第七章:兄と妹と、妹と兄と/03

「外に待機させておいた連中を呼べ。無駄だとは思うが……一応、奴らを追わせろ」

 鳴り響く火災報知器のサイレン、降り始めたスプリンクラーの雨。降り注ぐそんな人工の雨に肩を濡らしながら、アールクヴィストは傍らに控えた三原にそう指示をする。

「分かった。デニス、ひとまず我々は避難を」

「ああ、そうだな。その方が良さそうだ」

 アールクヴィストの指示に三原が頷き了解し、続き彼にそう提言をする。

 これだけ派手に暴れ回ってしまった以上、彼ら同様に自分たちもこの場から離れた方が得策だ。今の限られた戦力でも、警察部隊ぐらいなら軽く蹴散らせるが……しかし、無駄な戦いと無駄なリスクは避けたいのがアールクヴィストの本音だ。

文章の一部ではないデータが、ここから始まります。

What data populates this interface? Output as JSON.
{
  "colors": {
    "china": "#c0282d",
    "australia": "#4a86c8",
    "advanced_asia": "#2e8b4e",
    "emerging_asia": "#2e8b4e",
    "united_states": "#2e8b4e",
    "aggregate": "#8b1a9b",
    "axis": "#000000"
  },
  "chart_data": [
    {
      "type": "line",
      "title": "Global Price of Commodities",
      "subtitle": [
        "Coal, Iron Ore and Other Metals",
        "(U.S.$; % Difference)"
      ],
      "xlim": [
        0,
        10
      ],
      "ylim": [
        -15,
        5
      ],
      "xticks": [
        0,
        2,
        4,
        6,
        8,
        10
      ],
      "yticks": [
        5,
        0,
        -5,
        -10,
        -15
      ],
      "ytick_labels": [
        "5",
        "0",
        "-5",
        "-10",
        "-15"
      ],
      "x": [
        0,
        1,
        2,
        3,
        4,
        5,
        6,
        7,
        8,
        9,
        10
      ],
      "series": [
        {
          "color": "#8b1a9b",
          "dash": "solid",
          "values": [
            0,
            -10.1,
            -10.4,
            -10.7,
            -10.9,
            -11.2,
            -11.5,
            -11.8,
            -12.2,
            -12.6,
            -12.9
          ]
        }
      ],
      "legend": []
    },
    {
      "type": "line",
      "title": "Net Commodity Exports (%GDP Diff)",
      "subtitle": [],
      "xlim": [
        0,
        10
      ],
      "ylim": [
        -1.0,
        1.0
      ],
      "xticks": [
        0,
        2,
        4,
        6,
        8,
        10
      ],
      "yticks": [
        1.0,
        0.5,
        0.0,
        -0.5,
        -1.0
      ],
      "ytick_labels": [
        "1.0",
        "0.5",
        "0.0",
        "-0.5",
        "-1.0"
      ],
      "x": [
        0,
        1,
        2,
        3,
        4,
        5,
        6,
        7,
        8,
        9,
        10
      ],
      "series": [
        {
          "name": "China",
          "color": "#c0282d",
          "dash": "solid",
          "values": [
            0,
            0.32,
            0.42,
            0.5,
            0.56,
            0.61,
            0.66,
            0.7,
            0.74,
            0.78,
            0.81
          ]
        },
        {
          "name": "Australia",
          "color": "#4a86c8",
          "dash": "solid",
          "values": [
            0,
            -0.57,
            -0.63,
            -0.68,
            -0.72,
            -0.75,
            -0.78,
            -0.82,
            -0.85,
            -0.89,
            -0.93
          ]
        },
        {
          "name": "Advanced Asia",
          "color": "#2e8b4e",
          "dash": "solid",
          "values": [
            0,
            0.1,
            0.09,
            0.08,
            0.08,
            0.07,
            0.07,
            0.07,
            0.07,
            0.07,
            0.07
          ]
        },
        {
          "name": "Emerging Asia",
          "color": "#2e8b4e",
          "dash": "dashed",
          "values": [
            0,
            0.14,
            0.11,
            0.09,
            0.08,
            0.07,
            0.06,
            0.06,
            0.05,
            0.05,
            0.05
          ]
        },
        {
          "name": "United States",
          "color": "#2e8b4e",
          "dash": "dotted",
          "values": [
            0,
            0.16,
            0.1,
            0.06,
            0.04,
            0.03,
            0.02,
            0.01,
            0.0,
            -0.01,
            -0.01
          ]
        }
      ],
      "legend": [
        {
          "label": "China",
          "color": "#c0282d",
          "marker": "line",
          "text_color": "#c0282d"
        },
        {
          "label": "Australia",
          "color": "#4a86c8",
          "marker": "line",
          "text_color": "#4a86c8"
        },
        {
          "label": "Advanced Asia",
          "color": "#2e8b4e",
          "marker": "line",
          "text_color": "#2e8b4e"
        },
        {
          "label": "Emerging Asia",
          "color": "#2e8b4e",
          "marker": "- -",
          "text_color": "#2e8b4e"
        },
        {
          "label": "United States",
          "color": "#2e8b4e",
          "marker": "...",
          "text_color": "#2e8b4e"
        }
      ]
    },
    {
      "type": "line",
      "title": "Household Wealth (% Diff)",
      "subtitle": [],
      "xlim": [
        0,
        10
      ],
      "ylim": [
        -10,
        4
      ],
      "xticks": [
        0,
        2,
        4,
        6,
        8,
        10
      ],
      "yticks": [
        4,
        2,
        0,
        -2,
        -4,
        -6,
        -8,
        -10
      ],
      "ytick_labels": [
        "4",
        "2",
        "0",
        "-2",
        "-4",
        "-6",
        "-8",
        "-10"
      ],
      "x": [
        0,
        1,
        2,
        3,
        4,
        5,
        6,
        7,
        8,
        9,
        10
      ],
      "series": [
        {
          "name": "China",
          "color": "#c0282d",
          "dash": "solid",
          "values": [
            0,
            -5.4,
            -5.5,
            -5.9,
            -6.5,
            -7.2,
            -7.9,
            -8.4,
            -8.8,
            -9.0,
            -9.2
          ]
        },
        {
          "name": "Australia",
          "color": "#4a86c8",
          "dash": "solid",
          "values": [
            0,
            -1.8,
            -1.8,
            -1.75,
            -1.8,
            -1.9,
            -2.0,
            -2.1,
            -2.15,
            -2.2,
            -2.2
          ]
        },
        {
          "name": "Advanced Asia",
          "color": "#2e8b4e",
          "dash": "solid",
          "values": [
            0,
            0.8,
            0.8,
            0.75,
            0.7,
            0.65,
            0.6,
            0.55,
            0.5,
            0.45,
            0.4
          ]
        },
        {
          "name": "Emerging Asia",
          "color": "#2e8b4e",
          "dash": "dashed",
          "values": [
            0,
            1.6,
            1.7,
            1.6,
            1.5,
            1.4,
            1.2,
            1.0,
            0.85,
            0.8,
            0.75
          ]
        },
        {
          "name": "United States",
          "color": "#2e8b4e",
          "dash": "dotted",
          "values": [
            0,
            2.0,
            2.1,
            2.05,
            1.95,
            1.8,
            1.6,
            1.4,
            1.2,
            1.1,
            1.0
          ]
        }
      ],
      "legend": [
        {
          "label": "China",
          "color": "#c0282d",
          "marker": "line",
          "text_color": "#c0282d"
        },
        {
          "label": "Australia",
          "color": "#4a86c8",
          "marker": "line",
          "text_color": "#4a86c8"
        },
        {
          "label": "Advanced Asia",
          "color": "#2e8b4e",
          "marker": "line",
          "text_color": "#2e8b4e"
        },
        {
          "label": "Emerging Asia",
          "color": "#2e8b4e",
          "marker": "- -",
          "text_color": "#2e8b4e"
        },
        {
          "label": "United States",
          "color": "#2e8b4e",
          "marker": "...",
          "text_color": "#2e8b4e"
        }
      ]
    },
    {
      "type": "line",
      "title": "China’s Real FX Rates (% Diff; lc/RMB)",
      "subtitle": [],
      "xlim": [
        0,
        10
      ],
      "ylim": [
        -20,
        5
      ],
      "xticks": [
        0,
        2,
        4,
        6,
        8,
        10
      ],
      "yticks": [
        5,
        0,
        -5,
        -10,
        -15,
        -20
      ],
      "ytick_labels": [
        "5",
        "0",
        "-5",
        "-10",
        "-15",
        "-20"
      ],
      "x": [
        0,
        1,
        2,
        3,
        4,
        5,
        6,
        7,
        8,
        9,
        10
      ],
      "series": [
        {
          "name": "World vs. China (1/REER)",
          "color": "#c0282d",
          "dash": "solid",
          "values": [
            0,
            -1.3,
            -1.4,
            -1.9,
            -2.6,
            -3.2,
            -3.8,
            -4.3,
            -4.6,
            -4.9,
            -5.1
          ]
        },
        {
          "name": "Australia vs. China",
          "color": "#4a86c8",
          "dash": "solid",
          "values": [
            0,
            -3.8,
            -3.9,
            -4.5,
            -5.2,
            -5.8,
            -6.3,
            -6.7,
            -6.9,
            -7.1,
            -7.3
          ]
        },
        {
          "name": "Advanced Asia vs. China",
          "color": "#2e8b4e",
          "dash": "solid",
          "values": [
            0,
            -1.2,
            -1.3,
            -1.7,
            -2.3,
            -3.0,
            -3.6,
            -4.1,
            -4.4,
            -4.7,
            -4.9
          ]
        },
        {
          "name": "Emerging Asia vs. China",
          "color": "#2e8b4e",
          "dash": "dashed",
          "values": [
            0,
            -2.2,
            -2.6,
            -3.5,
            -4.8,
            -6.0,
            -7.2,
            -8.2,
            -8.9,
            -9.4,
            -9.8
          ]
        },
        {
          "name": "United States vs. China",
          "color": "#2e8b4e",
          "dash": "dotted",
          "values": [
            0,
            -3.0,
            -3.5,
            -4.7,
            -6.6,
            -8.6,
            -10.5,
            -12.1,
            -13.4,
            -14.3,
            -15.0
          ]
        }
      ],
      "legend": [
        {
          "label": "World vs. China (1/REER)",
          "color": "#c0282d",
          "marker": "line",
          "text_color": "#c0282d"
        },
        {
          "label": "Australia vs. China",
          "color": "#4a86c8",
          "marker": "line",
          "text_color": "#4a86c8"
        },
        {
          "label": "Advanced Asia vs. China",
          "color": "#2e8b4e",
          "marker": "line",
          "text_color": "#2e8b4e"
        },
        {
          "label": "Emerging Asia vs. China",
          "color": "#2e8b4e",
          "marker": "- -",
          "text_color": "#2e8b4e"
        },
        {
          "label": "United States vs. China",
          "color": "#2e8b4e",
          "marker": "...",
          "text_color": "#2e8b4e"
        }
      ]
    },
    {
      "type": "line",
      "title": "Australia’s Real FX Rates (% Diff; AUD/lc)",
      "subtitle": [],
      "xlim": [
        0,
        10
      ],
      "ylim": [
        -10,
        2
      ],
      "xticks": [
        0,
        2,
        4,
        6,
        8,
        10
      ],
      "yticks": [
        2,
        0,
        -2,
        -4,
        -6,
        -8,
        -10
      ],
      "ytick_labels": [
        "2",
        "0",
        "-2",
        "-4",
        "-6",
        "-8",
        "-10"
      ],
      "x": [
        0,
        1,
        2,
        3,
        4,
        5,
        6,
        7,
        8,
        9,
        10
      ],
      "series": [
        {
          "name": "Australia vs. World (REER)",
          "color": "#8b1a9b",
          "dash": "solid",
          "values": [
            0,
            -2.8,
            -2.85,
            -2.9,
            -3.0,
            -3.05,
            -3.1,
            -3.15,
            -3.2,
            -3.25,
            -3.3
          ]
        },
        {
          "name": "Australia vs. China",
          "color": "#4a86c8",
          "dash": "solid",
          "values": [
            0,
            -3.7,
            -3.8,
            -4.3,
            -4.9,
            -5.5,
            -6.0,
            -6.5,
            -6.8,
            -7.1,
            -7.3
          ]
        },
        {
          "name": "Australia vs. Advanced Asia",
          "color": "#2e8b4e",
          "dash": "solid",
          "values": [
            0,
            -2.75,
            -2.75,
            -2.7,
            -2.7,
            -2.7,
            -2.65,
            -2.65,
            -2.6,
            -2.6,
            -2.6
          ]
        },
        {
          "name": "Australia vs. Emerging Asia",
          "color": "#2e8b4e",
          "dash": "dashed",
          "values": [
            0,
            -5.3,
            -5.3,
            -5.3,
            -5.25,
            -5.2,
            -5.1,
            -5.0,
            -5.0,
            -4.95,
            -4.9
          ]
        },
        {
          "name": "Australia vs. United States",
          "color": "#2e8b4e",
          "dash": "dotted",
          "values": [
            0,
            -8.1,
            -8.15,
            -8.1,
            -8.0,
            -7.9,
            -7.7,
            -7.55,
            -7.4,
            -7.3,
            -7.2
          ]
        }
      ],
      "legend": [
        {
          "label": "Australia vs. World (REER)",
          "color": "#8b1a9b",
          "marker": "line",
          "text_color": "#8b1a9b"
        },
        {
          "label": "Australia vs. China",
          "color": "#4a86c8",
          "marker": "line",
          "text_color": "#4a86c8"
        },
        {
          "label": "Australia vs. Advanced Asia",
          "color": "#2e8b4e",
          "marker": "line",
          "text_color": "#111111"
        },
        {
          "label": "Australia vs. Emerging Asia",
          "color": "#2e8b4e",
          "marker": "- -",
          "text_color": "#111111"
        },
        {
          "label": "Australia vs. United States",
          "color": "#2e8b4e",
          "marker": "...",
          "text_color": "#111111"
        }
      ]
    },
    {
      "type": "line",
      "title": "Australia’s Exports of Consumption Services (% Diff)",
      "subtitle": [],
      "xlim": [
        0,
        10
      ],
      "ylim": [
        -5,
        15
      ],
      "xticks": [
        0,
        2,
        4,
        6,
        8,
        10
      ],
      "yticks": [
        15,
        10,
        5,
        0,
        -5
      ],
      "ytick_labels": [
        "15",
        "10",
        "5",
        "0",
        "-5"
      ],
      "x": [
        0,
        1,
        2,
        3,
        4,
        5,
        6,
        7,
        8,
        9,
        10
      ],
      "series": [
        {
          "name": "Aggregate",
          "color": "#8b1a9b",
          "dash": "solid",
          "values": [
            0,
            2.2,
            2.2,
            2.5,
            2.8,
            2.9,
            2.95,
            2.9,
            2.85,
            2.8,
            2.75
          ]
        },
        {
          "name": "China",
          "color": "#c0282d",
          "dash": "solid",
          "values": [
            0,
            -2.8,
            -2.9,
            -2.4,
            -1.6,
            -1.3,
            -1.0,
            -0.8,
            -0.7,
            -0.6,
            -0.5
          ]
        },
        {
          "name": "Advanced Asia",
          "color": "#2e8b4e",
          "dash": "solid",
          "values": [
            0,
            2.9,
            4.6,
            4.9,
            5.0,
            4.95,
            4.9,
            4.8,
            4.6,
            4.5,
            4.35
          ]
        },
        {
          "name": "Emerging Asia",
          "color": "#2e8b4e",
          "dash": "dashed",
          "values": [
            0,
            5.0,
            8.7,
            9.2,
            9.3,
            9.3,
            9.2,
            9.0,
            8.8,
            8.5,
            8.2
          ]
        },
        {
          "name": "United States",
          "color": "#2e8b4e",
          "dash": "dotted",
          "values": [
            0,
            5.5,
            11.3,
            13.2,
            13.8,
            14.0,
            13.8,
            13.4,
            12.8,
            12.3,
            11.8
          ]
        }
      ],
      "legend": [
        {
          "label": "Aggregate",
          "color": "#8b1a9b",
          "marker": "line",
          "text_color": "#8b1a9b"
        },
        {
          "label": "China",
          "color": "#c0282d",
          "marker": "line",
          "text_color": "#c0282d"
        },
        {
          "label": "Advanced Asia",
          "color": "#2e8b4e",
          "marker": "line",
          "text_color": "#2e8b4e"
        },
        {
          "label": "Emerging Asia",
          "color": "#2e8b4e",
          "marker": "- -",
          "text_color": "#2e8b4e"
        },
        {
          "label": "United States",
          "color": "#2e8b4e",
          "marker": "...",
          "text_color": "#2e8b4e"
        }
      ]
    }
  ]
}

 だから三原が告げた提言は、そんな彼の意図を上手く汲み取ったものと言えよう。伊達に『スタビリティ』時代からの友というワケではないのだ。

「全く、折角のスーツがこれでは台無しだ。クリーニングは……この分では、難しいか」

「どうだろうな。俺には判断しかねるよ、デニス」

「…………まあいい。連中の顔を直に拝めただけでも、このパーティに出席した意義はあったというものだ。期せずして互いの顔見せになったというワケだな」

「違いない。……デニス、とにかく今は」

「ああ、急ぐとしよう」

 三原に頷き返し、アールクヴィストはフッと肩を揺らすと、スプリンクラーの雨に打たれながら副官の彼とともにパーティ会場を後にしていく。

 そうしてアールクヴィストと三原、無言で付き従う八雲が歩き出す傍ら、独り立ち尽くす青髪の彼女は――――シュヴェルトライテは独り、思っていた。

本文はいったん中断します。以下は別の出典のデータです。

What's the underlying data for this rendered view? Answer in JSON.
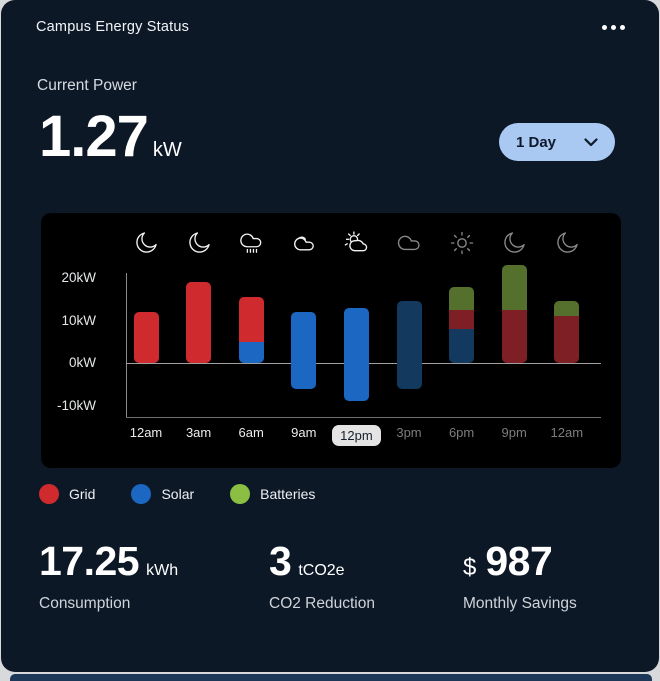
{
  "header": {
    "title": "Campus Energy Status",
    "menu_icon": "ellipsis-icon"
  },
  "current_power": {
    "label": "Current Power",
    "value": "1.27",
    "unit": "kW"
  },
  "time_range": {
    "selected": "1 Day",
    "chevron_icon": "chevron-down-icon"
  },
  "colors": {
    "card_bg": "#0d1827",
    "panel_bg": "#000000",
    "accent_pill": "#a9c9f3",
    "grid": "#cf2b2e",
    "solar": "#1c67c2",
    "batteries": "#8abf44",
    "grid_dim": "#7d1f25",
    "solar_dim": "#13395f",
    "batteries_dim": "#556f2d"
  },
  "chart_data": {
    "type": "bar",
    "stacked": true,
    "unit": "kW",
    "ylim": [
      -13,
      24
    ],
    "grid": false,
    "y_ticks": [
      {
        "label": "20kW",
        "value": 20
      },
      {
        "label": "10kW",
        "value": 10
      },
      {
        "label": "0kW",
        "value": 0
      },
      {
        "label": "-10kW",
        "value": -10
      }
    ],
    "categories": [
      "12am",
      "3am",
      "6am",
      "9am",
      "12pm",
      "3pm",
      "6pm",
      "9pm",
      "12am"
    ],
    "selected_category_index": 4,
    "weather_icons": [
      "moon",
      "moon",
      "rain",
      "clouds",
      "sun-cloud",
      "cloud",
      "sun",
      "moon",
      "moon"
    ],
    "bars": [
      {
        "time": "12am",
        "icon": "moon",
        "forecast": false,
        "segments": [
          {
            "key": "grid",
            "from": 0,
            "to": 12
          }
        ]
      },
      {
        "time": "3am",
        "icon": "moon",
        "forecast": false,
        "segments": [
          {
            "key": "grid",
            "from": 0,
            "to": 19
          }
        ]
      },
      {
        "time": "6am",
        "icon": "rain",
        "forecast": false,
        "segments": [
          {
            "key": "solar",
            "from": 0,
            "to": 5
          },
          {
            "key": "grid",
            "from": 5,
            "to": 15.5
          }
        ]
      },
      {
        "time": "9am",
        "icon": "clouds",
        "forecast": false,
        "segments": [
          {
            "key": "solar",
            "from": -6,
            "to": 12
          }
        ]
      },
      {
        "time": "12pm",
        "icon": "sun-cloud",
        "forecast": false,
        "selected": true,
        "segments": [
          {
            "key": "solar",
            "from": -9,
            "to": 13
          }
        ]
      },
      {
        "time": "3pm",
        "icon": "cloud",
        "forecast": true,
        "segments": [
          {
            "key": "solar",
            "from": -6,
            "to": 14.5
          }
        ]
      },
      {
        "time": "6pm",
        "icon": "sun",
        "forecast": true,
        "segments": [
          {
            "key": "solar",
            "from": 0,
            "to": 8
          },
          {
            "key": "grid",
            "from": 8,
            "to": 12.5
          },
          {
            "key": "batteries",
            "from": 12.5,
            "to": 18
          }
        ]
      },
      {
        "time": "9pm",
        "icon": "moon",
        "forecast": true,
        "segments": [
          {
            "key": "grid",
            "from": 0,
            "to": 12.5
          },
          {
            "key": "batteries",
            "from": 12.5,
            "to": 23
          }
        ]
      },
      {
        "time": "12am",
        "icon": "moon",
        "forecast": true,
        "segments": [
          {
            "key": "grid",
            "from": 0,
            "to": 11
          },
          {
            "key": "batteries",
            "from": 11,
            "to": 14.5
          }
        ]
      }
    ]
  },
  "legend": [
    {
      "key": "grid",
      "label": "Grid"
    },
    {
      "key": "solar",
      "label": "Solar"
    },
    {
      "key": "batteries",
      "label": "Batteries"
    }
  ],
  "stats": [
    {
      "value": "17.25",
      "unit": "kWh",
      "label": "Consumption"
    },
    {
      "value": "3",
      "unit": "tCO2e",
      "label": "CO2 Reduction"
    },
    {
      "prefix": "$",
      "value": "987",
      "label": "Monthly Savings"
    }
  ]
}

(いつか、こうなるかも知れないとは思ってた。でも……実際にこうして、イザ本当にあのと敵対してしまうのは、やっぱり辛いものがあるわね…………)

 だが、それでも容赦をするワケにはいかないのだ。例え相手が愛しい妹――――ジークルーネ。自分と同じ呪われた九姉妹、『プロイェクト・ヴァルキュリア』の落とし子である彼女が相手だとしても、それでもシュヴェルトライテは容赦をするワケにはいかないのだ。

 だって、マスターの命令に従うこと――――それだけが自分たちの、九人の戦乙女の名を冠した、自分たち九姉妹の唯一にして絶対の存在意義なのだから。